All Products
Search
Document Center

DataWorks:Node development

Last Updated:Apr 22, 2025

The Data Studio service of DataWorks allows you to create various types of nodes, such as data synchronization nodes, nodes of compute engine types for data cleansing, and general nodes for complex logic processing, to meet your different data processing requirements. Nodes of compute engine types include MaxCompute SQL, Hologres SQL, and E-MapReduce (EMR) Hive nodes. General nodes include zero load nodes and do-while nodes. Nodes of different types work together to effectively address various data processing challenges.

Supported node types

The following table describes the node types supported in periodic scheduling. The node types supported by manually triggered tasks or workflows may differ. You can view the supported node types in the DataWorks console.

Note

Supported node types vary based on the DataWorks edition and region in which DataWorks resides. You can view the supported node types in the DataWorks console.

Node type

Node name

Description

Node code

Task type (specified by TaskType)

Notebook

Notebook

This type of node provides an interactive and flexible data processing and analysis platform. This improves intuition, modularity, and interactivity, and helps you perform data processing, exploration, visualization, and model building in a more efficient and convenient manner.

1323

NOTEBOOK

Data Integration

Batch Synchronization

This type of node is used to periodically synchronize offline data and to synchronize data between heterogeneous data sources in complex scenarios.

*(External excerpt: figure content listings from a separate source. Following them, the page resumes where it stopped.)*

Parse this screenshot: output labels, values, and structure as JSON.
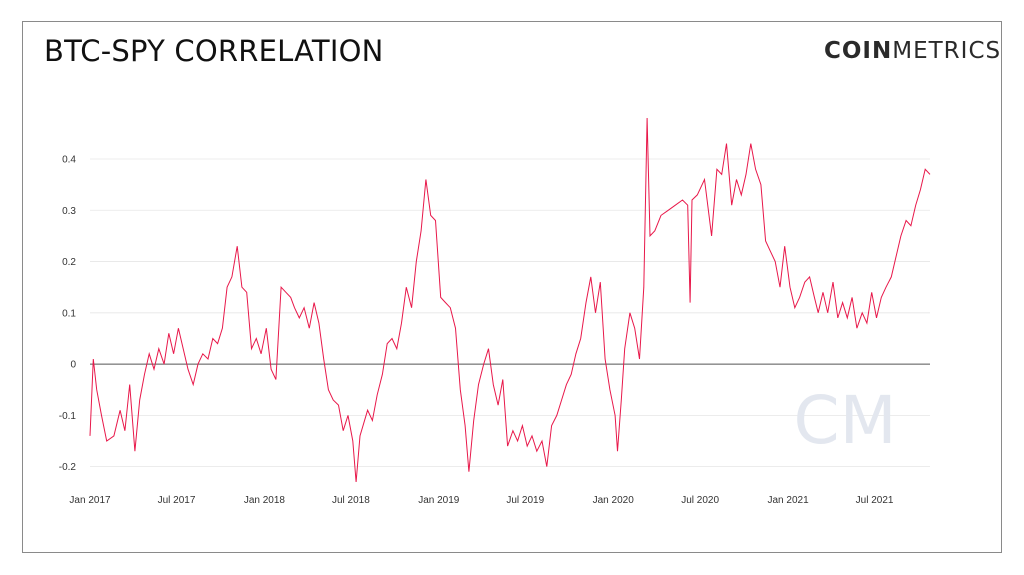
{
  "header": {
    "title": "BTC-SPY CORRELATION",
    "logo_bold": "COIN",
    "logo_light": "METRICS",
    "watermark": "CM"
  },
  "colors": {
    "line": "#e8184a",
    "zero_line": "#555555",
    "grid": "#e6e6e6",
    "watermark": "#e3e7ef"
  },
  "chart_data": {
    "type": "line",
    "title": "BTC-SPY CORRELATION",
    "xlabel": "",
    "ylabel": "",
    "grid": "horizontal",
    "legend": "none",
    "xlim": [
      "2017-01-01",
      "2021-10-25"
    ],
    "ylim": [
      -0.23,
      0.48
    ],
    "y_ticks": [
      -0.2,
      -0.1,
      0,
      0.1,
      0.2,
      0.3,
      0.4
    ],
    "y_tick_labels": [
      "-0.2",
      "-0.1",
      "0",
      "0.1",
      "0.2",
      "0.3",
      "0.4"
    ],
    "x_ticks": [
      "2017-01-01",
      "2017-07-01",
      "2018-01-01",
      "2018-07-01",
      "2019-01-01",
      "2019-07-01",
      "2020-01-01",
      "2020-07-01",
      "2021-01-01",
      "2021-07-01"
    ],
    "x_tick_labels": [
      "Jan 2017",
      "Jul 2017",
      "Jan 2018",
      "Jul 2018",
      "Jan 2019",
      "Jul 2019",
      "Jan 2020",
      "Jul 2020",
      "Jan 2021",
      "Jul 2021"
    ],
    "series": [
      {
        "points": [
          [
            "2017-01-01",
            -0.14
          ],
          [
            "2017-01-08",
            0.01
          ],
          [
            "2017-01-15",
            -0.05
          ],
          [
            "2017-01-25",
            -0.1
          ],
          [
            "2017-02-05",
            -0.15
          ],
          [
            "2017-02-20",
            -0.14
          ],
          [
            "2017-03-05",
            -0.09
          ],
          [
            "2017-03-15",
            -0.13
          ],
          [
            "2017-03-25",
            -0.04
          ],
          [
            "2017-04-05",
            -0.17
          ],
          [
            "2017-04-15",
            -0.07
          ],
          [
            "2017-04-25",
            -0.02
          ],
          [
            "2017-05-05",
            0.02
          ],
          [
            "2017-05-15",
            -0.01
          ],
          [
            "2017-05-25",
            0.03
          ],
          [
            "2017-06-05",
            0.0
          ],
          [
            "2017-06-15",
            0.06
          ],
          [
            "2017-06-25",
            0.02
          ],
          [
            "2017-07-05",
            0.07
          ],
          [
            "2017-07-15",
            0.03
          ],
          [
            "2017-07-25",
            -0.01
          ],
          [
            "2017-08-05",
            -0.04
          ],
          [
            "2017-08-15",
            0.0
          ],
          [
            "2017-08-25",
            0.02
          ],
          [
            "2017-09-05",
            0.01
          ],
          [
            "2017-09-15",
            0.05
          ],
          [
            "2017-09-25",
            0.04
          ],
          [
            "2017-10-05",
            0.07
          ],
          [
            "2017-10-15",
            0.15
          ],
          [
            "2017-10-25",
            0.17
          ],
          [
            "2017-11-05",
            0.23
          ],
          [
            "2017-11-15",
            0.15
          ],
          [
            "2017-11-25",
            0.14
          ],
          [
            "2017-12-05",
            0.03
          ],
          [
            "2017-12-15",
            0.05
          ],
          [
            "2017-12-25",
            0.02
          ],
          [
            "2018-01-05",
            0.07
          ],
          [
            "2018-01-15",
            -0.01
          ],
          [
            "2018-01-25",
            -0.03
          ],
          [
            "2018-02-05",
            0.15
          ],
          [
            "2018-02-15",
            0.14
          ],
          [
            "2018-02-25",
            0.13
          ],
          [
            "2018-03-05",
            0.11
          ],
          [
            "2018-03-15",
            0.09
          ],
          [
            "2018-03-25",
            0.11
          ],
          [
            "2018-04-05",
            0.07
          ],
          [
            "2018-04-15",
            0.12
          ],
          [
            "2018-04-25",
            0.08
          ],
          [
            "2018-05-05",
            0.01
          ],
          [
            "2018-05-15",
            -0.05
          ],
          [
            "2018-05-25",
            -0.07
          ],
          [
            "2018-06-05",
            -0.08
          ],
          [
            "2018-06-15",
            -0.13
          ],
          [
            "2018-06-25",
            -0.1
          ],
          [
            "2018-07-05",
            -0.15
          ],
          [
            "2018-07-12",
            -0.23
          ],
          [
            "2018-07-20",
            -0.14
          ],
          [
            "2018-08-05",
            -0.09
          ],
          [
            "2018-08-15",
            -0.11
          ],
          [
            "2018-08-25",
            -0.06
          ],
          [
            "2018-09-05",
            -0.02
          ],
          [
            "2018-09-15",
            0.04
          ],
          [
            "2018-09-25",
            0.05
          ],
          [
            "2018-10-05",
            0.03
          ],
          [
            "2018-10-15",
            0.08
          ],
          [
            "2018-10-25",
            0.15
          ],
          [
            "2018-11-05",
            0.11
          ],
          [
            "2018-11-15",
            0.2
          ],
          [
            "2018-11-25",
            0.26
          ],
          [
            "2018-12-05",
            0.36
          ],
          [
            "2018-12-15",
            0.29
          ],
          [
            "2018-12-25",
            0.28
          ],
          [
            "2019-01-05",
            0.13
          ],
          [
            "2019-01-15",
            0.12
          ],
          [
            "2019-01-25",
            0.11
          ],
          [
            "2019-02-05",
            0.07
          ],
          [
            "2019-02-15",
            -0.05
          ],
          [
            "2019-02-25",
            -0.12
          ],
          [
            "2019-03-05",
            -0.21
          ],
          [
            "2019-03-15",
            -0.11
          ],
          [
            "2019-03-25",
            -0.04
          ],
          [
            "2019-04-05",
            0.0
          ],
          [
            "2019-04-15",
            0.03
          ],
          [
            "2019-04-25",
            -0.04
          ],
          [
            "2019-05-05",
            -0.08
          ],
          [
            "2019-05-15",
            -0.03
          ],
          [
            "2019-05-25",
            -0.16
          ],
          [
            "2019-06-05",
            -0.13
          ],
          [
            "2019-06-15",
            -0.15
          ],
          [
            "2019-06-25",
            -0.12
          ],
          [
            "2019-07-05",
            -0.16
          ],
          [
            "2019-07-15",
            -0.14
          ],
          [
            "2019-07-25",
            -0.17
          ],
          [
            "2019-08-05",
            -0.15
          ],
          [
            "2019-08-15",
            -0.2
          ],
          [
            "2019-08-25",
            -0.12
          ],
          [
            "2019-09-05",
            -0.1
          ],
          [
            "2019-09-15",
            -0.07
          ],
          [
            "2019-09-25",
            -0.04
          ],
          [
            "2019-10-05",
            -0.02
          ],
          [
            "2019-10-15",
            0.02
          ],
          [
            "2019-10-25",
            0.05
          ],
          [
            "2019-11-05",
            0.12
          ],
          [
            "2019-11-15",
            0.17
          ],
          [
            "2019-11-25",
            0.1
          ],
          [
            "2019-12-05",
            0.16
          ],
          [
            "2019-12-15",
            0.01
          ],
          [
            "2019-12-25",
            -0.05
          ],
          [
            "2020-01-05",
            -0.1
          ],
          [
            "2020-01-10",
            -0.17
          ],
          [
            "2020-01-18",
            -0.07
          ],
          [
            "2020-01-25",
            0.03
          ],
          [
            "2020-02-05",
            0.1
          ],
          [
            "2020-02-15",
            0.07
          ],
          [
            "2020-02-25",
            0.01
          ],
          [
            "2020-03-05",
            0.15
          ],
          [
            "2020-03-12",
            0.48
          ],
          [
            "2020-03-18",
            0.25
          ],
          [
            "2020-03-28",
            0.26
          ],
          [
            "2020-04-10",
            0.29
          ],
          [
            "2020-04-25",
            0.3
          ],
          [
            "2020-05-10",
            0.31
          ],
          [
            "2020-05-25",
            0.32
          ],
          [
            "2020-06-05",
            0.31
          ],
          [
            "2020-06-10",
            0.12
          ],
          [
            "2020-06-14",
            0.32
          ],
          [
            "2020-06-25",
            0.33
          ],
          [
            "2020-07-10",
            0.36
          ],
          [
            "2020-07-25",
            0.25
          ],
          [
            "2020-08-05",
            0.38
          ],
          [
            "2020-08-15",
            0.37
          ],
          [
            "2020-08-25",
            0.43
          ],
          [
            "2020-09-05",
            0.31
          ],
          [
            "2020-09-15",
            0.36
          ],
          [
            "2020-09-25",
            0.33
          ],
          [
            "2020-10-05",
            0.37
          ],
          [
            "2020-10-15",
            0.43
          ],
          [
            "2020-10-25",
            0.38
          ],
          [
            "2020-11-05",
            0.35
          ],
          [
            "2020-11-15",
            0.24
          ],
          [
            "2020-11-25",
            0.22
          ],
          [
            "2020-12-05",
            0.2
          ],
          [
            "2020-12-15",
            0.15
          ],
          [
            "2020-12-25",
            0.23
          ],
          [
            "2021-01-05",
            0.15
          ],
          [
            "2021-01-15",
            0.11
          ],
          [
            "2021-01-25",
            0.13
          ],
          [
            "2021-02-05",
            0.16
          ],
          [
            "2021-02-15",
            0.17
          ],
          [
            "2021-02-25",
            0.13
          ],
          [
            "2021-03-05",
            0.1
          ],
          [
            "2021-03-15",
            0.14
          ],
          [
            "2021-03-25",
            0.1
          ],
          [
            "2021-04-05",
            0.16
          ],
          [
            "2021-04-15",
            0.09
          ],
          [
            "2021-04-25",
            0.12
          ],
          [
            "2021-05-05",
            0.09
          ],
          [
            "2021-05-15",
            0.13
          ],
          [
            "2021-05-25",
            0.07
          ],
          [
            "2021-06-05",
            0.1
          ],
          [
            "2021-06-15",
            0.08
          ],
          [
            "2021-06-25",
            0.14
          ],
          [
            "2021-07-05",
            0.09
          ],
          [
            "2021-07-15",
            0.13
          ],
          [
            "2021-07-25",
            0.15
          ],
          [
            "2021-08-05",
            0.17
          ],
          [
            "2021-08-15",
            0.21
          ],
          [
            "2021-08-25",
            0.25
          ],
          [
            "2021-09-05",
            0.28
          ],
          [
            "2021-09-15",
            0.27
          ],
          [
            "2021-09-25",
            0.31
          ],
          [
            "2021-10-05",
            0.34
          ],
          [
            "2021-10-15",
            0.38
          ],
          [
            "2021-10-25",
            0.37
          ]
        ]
      }
    ]
  }
}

For information about the data source types that support batch synchronization, see Supported data source types and synchronization operations.

23

DI2

Real-time Synchronization

This type of node allows you to synchronize data changes in a source table or database to a destination table or database in real time to ensure data consistency at the source and destination.

For information about the data source types that support real-time synchronization, see Supported data source types and synchronization operations.

900

RI

MaxCompute

MaxCompute SQL

This type of node allows you to schedule MaxCompute SQL tasks on a regular basis and is integrated with other types of nodes for joint scheduling. MaxCompute SQL tasks can process terabytes of data in distributed scenarios that do not require real-time processing by using the SQL-like syntax.

10

ODPS_SQL

SQL Script Template

This type of node is used to filter source table data, join source tables, and aggregate source table data to generate a result table. A script template defines an SQL code process that includes multiple input and output parameters. You can create SQL Script Template nodes in Data Studio to build a data processing process. This helps significantly improve development efficiency.

1010

COMPONENT_SQL

MaxCompute Script

This type of node allows you to integrate multiple SQL statements into a script for compilation and execution. The script mode is suitable for processing complex queries, such as nested subqueries, or scenarios that require step-by-step operations. After you submit a script, a unified execution plan is generated. In this case, the related job needs to queue and be run only once. This helps improve resource utilization.

24

ODPS_SCRIPT

PyODPS 2

This type of node is integrated with MaxCompute SDK for Python. You can edit Python code on PyODPS 2 nodes in the DataWorks console to process and analyze data in MaxCompute.

221

PY_ODPS

PyODPS 3

This type of node allows you to directly write Python code for MaxCompute jobs to schedule the MaxCompute jobs on a regular basis.

1221

PY_ODPS3

MaxCompute Spark

This type of node allows you to run offline Spark on MaxCompute tasks in cluster mode in DataWorks to integrate the tasks with other types of nodes for scheduling.

225

SPARK

MaxCompute MR

You can create and commit MaxCompute MR nodes that call the MapReduce Java API to write MapReduce programs and process large datasets in MaxCompute.

11

ODPS_MR

Hologres

Hologres SQL

This type of node allows you to query data in Hologres instances. Hologres and MaxCompute are seamlessly connected at the underlying layer. This allows you to use a Hologres SQL node to query and analyze large-scale data in MaxCompute by executing standard PostgreSQL statements, without the need to migrate data. You can obtain query results in an efficient manner.

1093

HOLOGRES_SQL

One-click MaxCompute Table Schema Synchronization (Metadata Mapping Between MaxCompute and Hologres)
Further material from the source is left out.